Alix Gerber is a Post-Graduate Fellow in Interdisciplinary Design at Smith College who organizes the Making Radical Futures Lab, which is currently co-creating an illustrated map of the Connecticut River Valley in a future 100 years beyond the fall of capitalism.

Megan Lyster is the Assistant Director of the Wurtele Center for Leadership and the Co-Director of the Collaborative Innovation Concentration at Smith College. In both roles, she supports students in developing an agile skill set for working with others to navigate complex challenges and move from critique to action.

Workshop 4: Inspiring & Activating Audiences through “Ecodrama”

Description: Join this workshop to witness a theatrical excerpt, a call to action through innovative performance, and then participate in an engaged discussion with the ensemble and Washington D.C.-based foreign policy/climate change speaker, activist, and writer John Feffer.

The workshop will include several performed sections from Serious Play Theatre Ensemble’s multi-media production, MOVING WATER 2024, in connection with an environmental activism project, VALLEY TO VALLEY, presently in development between the Connecticut River Valley of Western Massachusetts & the Intag Valley, Ecuador. This is a new project of Climate Action Now.

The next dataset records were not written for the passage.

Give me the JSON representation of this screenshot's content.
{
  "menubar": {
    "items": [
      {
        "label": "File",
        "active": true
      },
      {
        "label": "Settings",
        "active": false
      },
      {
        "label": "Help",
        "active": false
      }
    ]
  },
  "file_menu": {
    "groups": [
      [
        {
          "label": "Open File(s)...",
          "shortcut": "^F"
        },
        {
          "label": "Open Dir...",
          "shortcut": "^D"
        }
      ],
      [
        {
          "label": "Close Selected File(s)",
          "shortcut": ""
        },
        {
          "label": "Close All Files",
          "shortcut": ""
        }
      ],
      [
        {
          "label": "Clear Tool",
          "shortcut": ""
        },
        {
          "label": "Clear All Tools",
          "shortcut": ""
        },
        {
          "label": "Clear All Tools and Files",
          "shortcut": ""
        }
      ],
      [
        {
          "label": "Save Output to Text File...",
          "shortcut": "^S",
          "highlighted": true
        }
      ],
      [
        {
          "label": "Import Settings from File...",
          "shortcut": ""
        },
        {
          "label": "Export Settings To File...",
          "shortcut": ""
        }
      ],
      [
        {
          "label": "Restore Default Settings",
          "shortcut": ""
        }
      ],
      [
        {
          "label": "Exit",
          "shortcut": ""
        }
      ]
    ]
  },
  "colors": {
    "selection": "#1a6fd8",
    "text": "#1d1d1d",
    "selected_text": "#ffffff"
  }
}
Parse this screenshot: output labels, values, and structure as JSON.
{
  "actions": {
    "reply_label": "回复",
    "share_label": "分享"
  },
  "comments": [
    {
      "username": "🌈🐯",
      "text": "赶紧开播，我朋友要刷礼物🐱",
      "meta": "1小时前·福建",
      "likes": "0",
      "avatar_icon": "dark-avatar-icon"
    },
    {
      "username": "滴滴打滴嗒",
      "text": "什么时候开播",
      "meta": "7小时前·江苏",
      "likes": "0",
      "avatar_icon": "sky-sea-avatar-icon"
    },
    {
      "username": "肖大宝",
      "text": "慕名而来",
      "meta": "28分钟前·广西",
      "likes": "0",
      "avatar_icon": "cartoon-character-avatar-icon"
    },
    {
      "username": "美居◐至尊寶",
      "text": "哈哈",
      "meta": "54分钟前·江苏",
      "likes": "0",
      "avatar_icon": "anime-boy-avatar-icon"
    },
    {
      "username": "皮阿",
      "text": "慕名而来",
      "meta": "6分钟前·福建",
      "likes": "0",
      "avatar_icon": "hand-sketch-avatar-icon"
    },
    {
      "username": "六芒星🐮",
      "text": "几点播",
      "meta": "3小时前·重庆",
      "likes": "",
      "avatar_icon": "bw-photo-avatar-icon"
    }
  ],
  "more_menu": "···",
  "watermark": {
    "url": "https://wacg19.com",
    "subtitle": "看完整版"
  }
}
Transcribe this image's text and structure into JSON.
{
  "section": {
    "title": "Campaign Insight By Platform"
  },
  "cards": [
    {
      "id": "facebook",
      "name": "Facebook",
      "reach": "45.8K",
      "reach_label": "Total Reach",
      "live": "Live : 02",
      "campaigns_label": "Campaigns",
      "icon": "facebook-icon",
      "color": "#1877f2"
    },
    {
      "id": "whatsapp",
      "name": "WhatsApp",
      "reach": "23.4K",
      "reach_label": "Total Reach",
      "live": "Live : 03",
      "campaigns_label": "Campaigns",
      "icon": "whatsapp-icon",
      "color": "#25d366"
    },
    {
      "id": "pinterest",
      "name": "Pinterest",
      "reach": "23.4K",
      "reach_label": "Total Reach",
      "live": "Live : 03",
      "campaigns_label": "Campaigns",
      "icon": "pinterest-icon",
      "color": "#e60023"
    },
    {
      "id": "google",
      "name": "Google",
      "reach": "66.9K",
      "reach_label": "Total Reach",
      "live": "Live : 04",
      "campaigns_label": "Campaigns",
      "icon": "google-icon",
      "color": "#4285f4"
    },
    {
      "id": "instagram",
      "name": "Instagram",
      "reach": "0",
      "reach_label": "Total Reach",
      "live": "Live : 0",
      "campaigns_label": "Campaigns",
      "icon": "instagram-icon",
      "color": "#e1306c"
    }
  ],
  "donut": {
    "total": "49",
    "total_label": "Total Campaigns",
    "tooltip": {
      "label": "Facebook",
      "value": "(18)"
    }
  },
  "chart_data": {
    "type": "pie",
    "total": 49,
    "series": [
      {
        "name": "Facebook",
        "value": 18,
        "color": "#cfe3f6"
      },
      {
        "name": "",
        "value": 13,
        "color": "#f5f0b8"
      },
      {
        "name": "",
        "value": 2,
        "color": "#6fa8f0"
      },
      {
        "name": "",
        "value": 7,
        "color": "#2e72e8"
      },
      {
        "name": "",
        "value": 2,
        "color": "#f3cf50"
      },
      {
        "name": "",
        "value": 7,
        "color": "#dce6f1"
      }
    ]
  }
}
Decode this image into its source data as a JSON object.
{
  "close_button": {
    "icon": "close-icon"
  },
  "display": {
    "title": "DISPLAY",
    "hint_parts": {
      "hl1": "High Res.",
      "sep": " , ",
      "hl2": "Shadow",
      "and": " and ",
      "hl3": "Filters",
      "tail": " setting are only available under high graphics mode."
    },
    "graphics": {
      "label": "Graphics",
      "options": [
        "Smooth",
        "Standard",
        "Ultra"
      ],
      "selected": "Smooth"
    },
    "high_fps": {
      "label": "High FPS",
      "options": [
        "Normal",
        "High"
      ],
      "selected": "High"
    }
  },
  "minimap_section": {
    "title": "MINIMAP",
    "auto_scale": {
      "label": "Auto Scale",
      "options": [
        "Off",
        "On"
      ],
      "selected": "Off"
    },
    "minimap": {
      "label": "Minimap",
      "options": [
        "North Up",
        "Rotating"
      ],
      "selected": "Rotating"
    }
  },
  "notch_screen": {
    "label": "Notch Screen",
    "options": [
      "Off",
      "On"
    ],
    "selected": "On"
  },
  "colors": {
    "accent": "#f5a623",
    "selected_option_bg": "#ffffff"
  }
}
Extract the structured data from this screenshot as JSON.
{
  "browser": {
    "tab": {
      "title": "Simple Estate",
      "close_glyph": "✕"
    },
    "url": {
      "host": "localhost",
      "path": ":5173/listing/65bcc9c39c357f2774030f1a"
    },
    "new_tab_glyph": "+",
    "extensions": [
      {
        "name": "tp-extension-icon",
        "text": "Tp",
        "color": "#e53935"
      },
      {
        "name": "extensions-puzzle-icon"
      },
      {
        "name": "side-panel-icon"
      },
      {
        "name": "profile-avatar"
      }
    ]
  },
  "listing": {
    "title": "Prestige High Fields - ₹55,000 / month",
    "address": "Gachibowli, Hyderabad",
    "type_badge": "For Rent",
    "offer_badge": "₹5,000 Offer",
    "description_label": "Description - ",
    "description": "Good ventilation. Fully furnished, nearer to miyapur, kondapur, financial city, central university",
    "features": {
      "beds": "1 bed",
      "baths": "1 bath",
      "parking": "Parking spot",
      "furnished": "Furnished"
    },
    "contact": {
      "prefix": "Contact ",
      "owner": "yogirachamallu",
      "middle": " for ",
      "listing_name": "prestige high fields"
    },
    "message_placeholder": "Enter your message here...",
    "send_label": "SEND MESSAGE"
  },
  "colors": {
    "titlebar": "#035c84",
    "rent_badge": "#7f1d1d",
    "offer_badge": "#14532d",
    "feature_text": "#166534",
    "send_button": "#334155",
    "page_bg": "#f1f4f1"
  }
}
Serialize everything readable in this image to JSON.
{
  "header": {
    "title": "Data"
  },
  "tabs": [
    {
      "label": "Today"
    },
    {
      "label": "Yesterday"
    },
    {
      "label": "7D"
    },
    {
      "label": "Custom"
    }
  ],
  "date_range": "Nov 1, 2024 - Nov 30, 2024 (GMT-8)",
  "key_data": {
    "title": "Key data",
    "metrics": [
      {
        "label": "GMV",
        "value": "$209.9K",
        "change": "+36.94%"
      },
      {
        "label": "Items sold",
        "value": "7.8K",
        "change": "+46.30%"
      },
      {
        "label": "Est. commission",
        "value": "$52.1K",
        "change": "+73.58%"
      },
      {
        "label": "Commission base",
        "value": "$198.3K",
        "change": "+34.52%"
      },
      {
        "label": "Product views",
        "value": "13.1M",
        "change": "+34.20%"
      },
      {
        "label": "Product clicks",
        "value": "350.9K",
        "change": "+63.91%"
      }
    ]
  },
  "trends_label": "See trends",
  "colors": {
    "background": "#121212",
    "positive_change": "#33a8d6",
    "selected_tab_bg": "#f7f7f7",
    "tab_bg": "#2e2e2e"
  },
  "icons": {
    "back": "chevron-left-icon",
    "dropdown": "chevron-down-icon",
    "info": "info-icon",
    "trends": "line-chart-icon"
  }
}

MOVING WATER 2024 is a devised physical theatre piece researched and developed by Serious Play in collaboration with writer Eric H. Sanders, composer Jonny Rodgers, the acting ensemble and directed by Smith alumna, Sheryl Stoodley, about climate change, rising sea levels & how water fragility shapes our human interactions. The term “Ecodrama,” coined in 2007 by Theresa May, implies how environment and climate change are interrogated and promoted through performance. While connections to storytelling and nature go back to the earliest forms of recorded theatre, only recently scholars have begun to probe the ways theatre can be used to address climate change and connect audiences back to the natural world.